One hot spot showed up as "Tom's Public Linksys." In this case, a nice chap was advertising that his Wi-Fi access point was available.
In the next column comes the specific IP, or Internet, address. That's a series of letters like 928.43.86.121, or whatever. We'd soon use one to link to the Internet.
Another column in NetStumbler provides the key item for would-be hackers. It notes whether the Wi-Fi connection is encrypted. That is, it has security software that scrambles transmissions so crooks, company spies, suspicious spouses, voyeurs or what have you can't log on to the hot spot and view a user's Internet activity.
Half the hot spots had encryption. Asked about this ratio, Ouellet noted we were in the world's most tech-savvy real estate, yet some 200 Wi-Fi hot spots had zip security. "That," he said, "is scary."
But take heart, it's easy to provide good security. Wi-Fi access gear, in fact, comes with encryption software. WEP (wireless equivalent protection) is a typical type.
Changing Keys
Using WEP is just the start, though. Ouellet says it's important for users to regularly, maybe once a week, change the "keys" to that software. The keys are the ways to scramble and unscramble encryption. Unless the keys are changed regularly, a hacker can break through a WEP.

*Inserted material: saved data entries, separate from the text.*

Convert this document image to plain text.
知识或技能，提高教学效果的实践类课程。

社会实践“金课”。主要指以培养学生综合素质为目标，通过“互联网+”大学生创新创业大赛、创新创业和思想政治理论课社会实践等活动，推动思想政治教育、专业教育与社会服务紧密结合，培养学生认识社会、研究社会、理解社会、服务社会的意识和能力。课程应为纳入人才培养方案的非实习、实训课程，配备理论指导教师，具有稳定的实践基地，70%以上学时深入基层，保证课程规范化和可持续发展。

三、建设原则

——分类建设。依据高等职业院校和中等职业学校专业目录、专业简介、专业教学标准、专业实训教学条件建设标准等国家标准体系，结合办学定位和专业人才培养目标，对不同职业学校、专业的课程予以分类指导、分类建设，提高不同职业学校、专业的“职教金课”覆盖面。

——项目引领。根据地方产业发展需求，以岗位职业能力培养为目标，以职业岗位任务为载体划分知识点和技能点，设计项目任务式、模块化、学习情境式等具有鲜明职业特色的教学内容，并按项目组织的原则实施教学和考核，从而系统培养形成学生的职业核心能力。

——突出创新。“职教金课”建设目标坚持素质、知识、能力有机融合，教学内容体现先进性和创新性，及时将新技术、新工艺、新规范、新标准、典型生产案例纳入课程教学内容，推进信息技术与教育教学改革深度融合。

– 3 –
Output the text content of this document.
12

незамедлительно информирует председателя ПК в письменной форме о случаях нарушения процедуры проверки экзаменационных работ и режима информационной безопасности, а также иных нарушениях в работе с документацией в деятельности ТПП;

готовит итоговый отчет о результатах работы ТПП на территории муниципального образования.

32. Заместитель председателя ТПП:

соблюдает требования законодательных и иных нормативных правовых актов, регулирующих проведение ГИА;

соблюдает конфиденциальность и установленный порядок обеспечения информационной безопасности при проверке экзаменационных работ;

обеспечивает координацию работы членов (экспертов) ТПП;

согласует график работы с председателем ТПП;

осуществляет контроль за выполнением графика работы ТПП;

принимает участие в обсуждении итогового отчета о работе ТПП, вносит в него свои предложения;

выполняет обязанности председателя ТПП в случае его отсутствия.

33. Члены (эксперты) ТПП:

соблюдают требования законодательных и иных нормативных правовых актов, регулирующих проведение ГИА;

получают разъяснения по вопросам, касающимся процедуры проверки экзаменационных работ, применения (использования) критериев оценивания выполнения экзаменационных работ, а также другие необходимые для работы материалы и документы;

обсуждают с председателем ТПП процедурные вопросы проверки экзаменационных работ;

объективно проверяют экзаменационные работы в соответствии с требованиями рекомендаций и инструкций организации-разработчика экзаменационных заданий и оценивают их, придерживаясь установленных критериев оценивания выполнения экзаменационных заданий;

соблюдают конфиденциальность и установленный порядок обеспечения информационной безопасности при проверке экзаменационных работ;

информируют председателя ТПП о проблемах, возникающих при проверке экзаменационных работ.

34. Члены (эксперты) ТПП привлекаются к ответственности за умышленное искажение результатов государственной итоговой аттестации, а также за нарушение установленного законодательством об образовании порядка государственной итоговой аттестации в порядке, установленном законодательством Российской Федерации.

True, Jamie Fink, director of product management at privately held security firm 2Wire Inc., said in a later interview. He says a newer, tougher standard is taking hold, called WPA. "But Wi-Fi security is not an enforcement issue," he said. "It's an education issue."
2Wire sells a secure Wi-Fi router and software, or gateway, through DSL providers such as SBC Communications Inc. and BellSouth Corp. Because of cost and time, he says retailers can't deal much with security. "So, many buyers of Wi-Fi access gear don't know about security or don't want to bother with it," Fink said.
Customers get more help going through an SBC/2Wire, says Fink. Its product for home users is HomePortal, which SBC sells for $50. "It's easy to set up, but more than half our users do end up phoning," Fink said. "That's fine. We walk them through it. What's funny is that a good 20% of callers with problems have accidentally hooked up to a neighbor's Wi-Fi access. And the neighbor seldom would ever know. No doubt a lot of people are taking advantage of this situation."
A 2Wire poll of 200 consumers found that nearly half would take a look at a neighbor's wireless network if they got a chance.
There's also no doubt, Fink says, that with just a little time and effort, everyone can easily get secure Wi-Fi access.
Back in the limo, Ouellet called up another application that came free with the Aironet 350. He locked onto an unsecured Wi-Fi access point, coming from a town home complex in North San Jose. He quickly got the hot spot's IP address. He then logged into the Internet and sent me an e-mail from his Hotmail account to my work account. This all took, oh, 26 seconds. We could've surfed the Web to our heart's content.
And then, he showed me a free sniffer-type software product. (Network Associates Inc. also has an official product called Sniffer.) The sniffer could do real spying. We had broken no laws to this point. But with the sniffer, we could have logged into an unsecured Wi-Fi hot spot fairly quickly and viewed a user's Web surfing, e-mails, etc. It's easy to do. There are "ethical" issues, said Ouellet, but it's not really illegal, "though we suspect court cases will soon emerge."
Boyfriends can, and do, use these products to check up on their girlfriends, he says. And vice versa. Business rivals can, and do, take looks at what rivals are doing. Some try to capture user names and passwords.
"There's no excuse for businesses and homeowners anymore to not have security," Ouellet said. "But it happens. Imagine if spammers get into your company's server via a Wi-Fi access point. Within seconds they could send out millions of spams -- and it looks like it came from your company. Not good."
We didn't end up doing any sniffing. We were far too upstanding. Plus, we ran out of time.